Ulm liegt zwar nicht auf der Schwäbischen Alb, grenzt aber unmittelbar daran. Dass deren Fläche mit 6.200 m² fast deckungsgleich mit dem UNESCO Global Geopark ist, wissen viele nicht. Wenig bekannt ist zudem, dass der Schwäbische Jura, wie die Alb auch genannt wird, rund 20 Prozent der Gesamtfläche Baden-Württembergs ausmacht. Wir wollten’s genauer wissen und haben in der Schelklinger Geschäftsstelle bei Ute Mai nachgehakt, die für die Öffentlichkeitsarbeit zuständig ist.

Mathias (M): Ute, was ist eigentlich ein UNESCO Global Geopark?

Ute (U): UNESCO Global Geoparks sind Gebiete mit international bedeutendem geowissenschaftlichem Erbe. Nicht zu verwechseln mit Nationalparks, die sich primär auf den Naturschutz konzentrieren.
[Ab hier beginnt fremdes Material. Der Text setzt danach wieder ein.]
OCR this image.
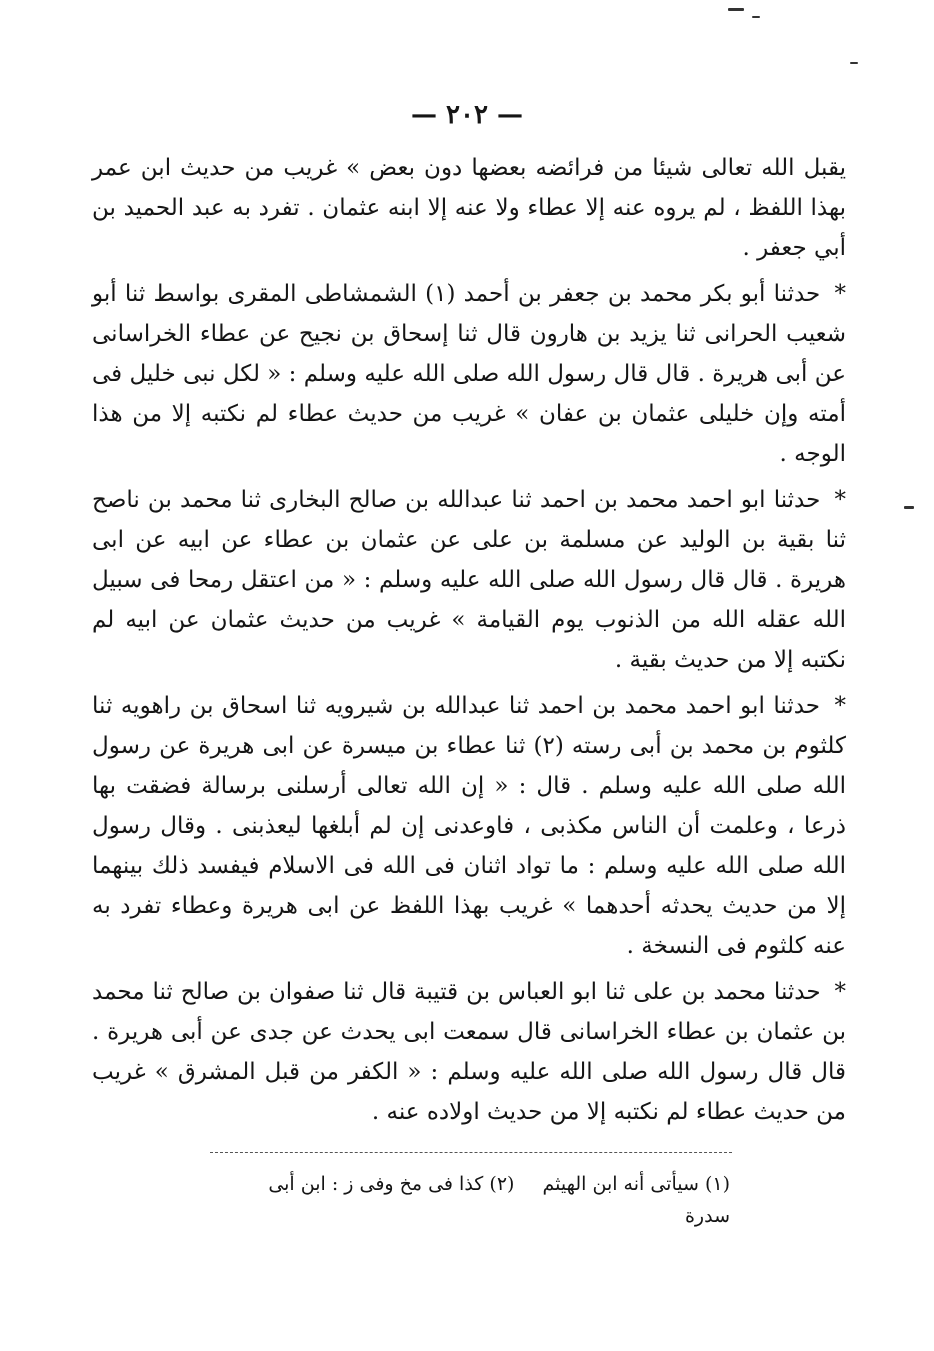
— ٢٠٢ —

يقبل الله تعالى شيئا من فرائضه بعضها دون بعض » غريب من حديث ابن عمر بهذا اللفظ ، لم يروه عنه إلا عطاء ولا عنه إلا ابنه عثمان . تفرد به عبد الحميد بن أبي جعفر .

* حدثنا أبو بكر محمد بن جعفر بن أحمد (١) الشمشاطى المقرى بواسط ثنا أبو شعيب الحرانى ثنا يزيد بن هارون قال ثنا إسحاق بن نجيح عن عطاء الخراسانى عن أبى هريرة . قال قال رسول الله صلى الله عليه وسلم : « لكل نبى خليل فى أمته وإن خليلى عثمان بن عفان » غريب من حديث عطاء لم نكتبه إلا من هذا الوجه .

* حدثنا ابو احمد محمد بن احمد ثنا عبدالله بن صالح البخارى ثنا محمد بن ناصح ثنا بقية بن الوليد عن مسلمة بن على عن عثمان بن عطاء عن ابيه عن ابى هريرة . قال قال رسول الله صلى الله عليه وسلم : « من اعتقل رمحا فى سبيل الله عقله الله من الذنوب يوم القيامة » غريب من حديث عثمان عن ابيه لم نكتبه إلا من حديث بقية .

* حدثنا ابو احمد محمد بن احمد ثنا عبدالله بن شيرويه ثنا اسحاق بن راهويه ثنا كلثوم بن محمد بن أبى رسته (٢) ثنا عطاء بن ميسرة عن ابى هريرة عن رسول الله صلى الله عليه وسلم . قال : « إن الله تعالى أرسلنى برسالة فضقت بها ذرعا ، وعلمت أن الناس مكذبى ، فاوعدنى إن لم أبلغها ليعذبنى . وقال رسول الله صلى الله عليه وسلم : ما تواد اثنان فى الله فى الاسلام فيفسد ذلك بينهما إلا من حديث يحدثه أحدهما » غريب بهذا اللفظ عن ابى هريرة وعطاء تفرد به عنه كلثوم فى النسخة .

* حدثنا محمد بن على ثنا ابو العباس بن قتيبة قال ثنا صفوان بن صالح ثنا محمد بن عثمان بن عطاء الخراسانى قال سمعت ابى يحدث عن جدى عن أبى هريرة . قال قال رسول الله صلى الله عليه وسلم : « الكفر من قبل المشرق » غريب من حديث عطاء لم نكتبه إلا من حديث اولاده عنه .

(١) سيأتى أنه ابن الهيثم (٢) كذا فى مخ وفى ز : ابن أبى سدرة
Geoparks hingegen verbinden Geologie, Bildung und nachhaltige Regionalentwicklung. Es geht also darum, die Erdgeschichte erfahrbar zu machen, lokale Besonderheiten zu schützen und so für einen bewussten Umgang mit Ressourcen zu sensibilisieren. 
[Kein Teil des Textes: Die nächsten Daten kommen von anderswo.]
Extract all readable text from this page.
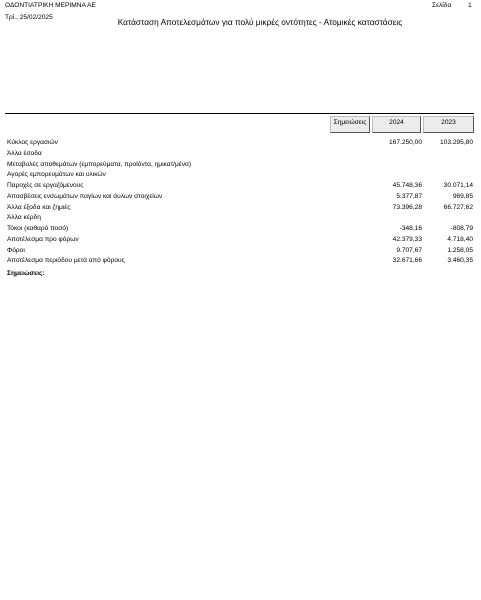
ΟΔΟΝΤΙΑΤΡΙΚΗ ΜΕΡΙΜΝΑ ΑΕ
Τρί., 25/02/2025
Σελίδα	1
Κατάσταση Αποτελεσμάτων για πολύ μικρές οντότητες - Ατομικές καταστάσεις
Σημειώσεις	2024	2023
Κύκλος εργασιών	167.250,00	103.295,80
Άλλα έσοδα
Μεταβολές αποθεμάτων (εμπορεύματα, προϊόντα, ημικατ/μένα)
Αγορές εμπορευμάτων και υλικών
Παροχές σε εργαζόμενους	45.748,36	30.071,14
Αποσβέσεις ενσωμάτων παγίων και άυλων στοιχείων	5.377,87	969,85
Άλλα έξοδα και ζημιές	73.396,28	66.727,62
Άλλα κέρδη
Τόκοι (καθαρό ποσό)	-348,16	-808,79
Αποτέλεσμα προ φόρων	42.379,33	4.718,40
Φόροι	9.707,67	1.258,05
Αποτέλεσμα περιόδου μετά από φόρους	32.671,66	3.460,35
Σημειώσεις:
M: Wo befindet sich der Geopark Schwäbische Alb eigentlich genau?

U: Tatsächlich ist wenig bekannt, dass der UNESCO Geopark Schwäbische Alb mit 6.200 m² riesig ist. Zum Vergleich: Die Gesamtfläche der Schwäbischen Alb entspricht 6.800 m². Die Geopark-Geschäftsstelle hat ihren Sitz in Schelklingen und trägt die Verantwortung dafür, das UNESCO-Qualitätssiegel für das gesamte Landschaftsgebiet des Geoparks zu erhalten, zum Schutz dieses wertvollen Lebensraums beizutragen und für kommende Generationen zukunftsfähig zu gestalten. Übrigens muss diese Auszeichnung alle vier Jahre aufs Neue von der UNESCO-Kommission bestätigt werden. Das war zuletzt im Oktober der Fall.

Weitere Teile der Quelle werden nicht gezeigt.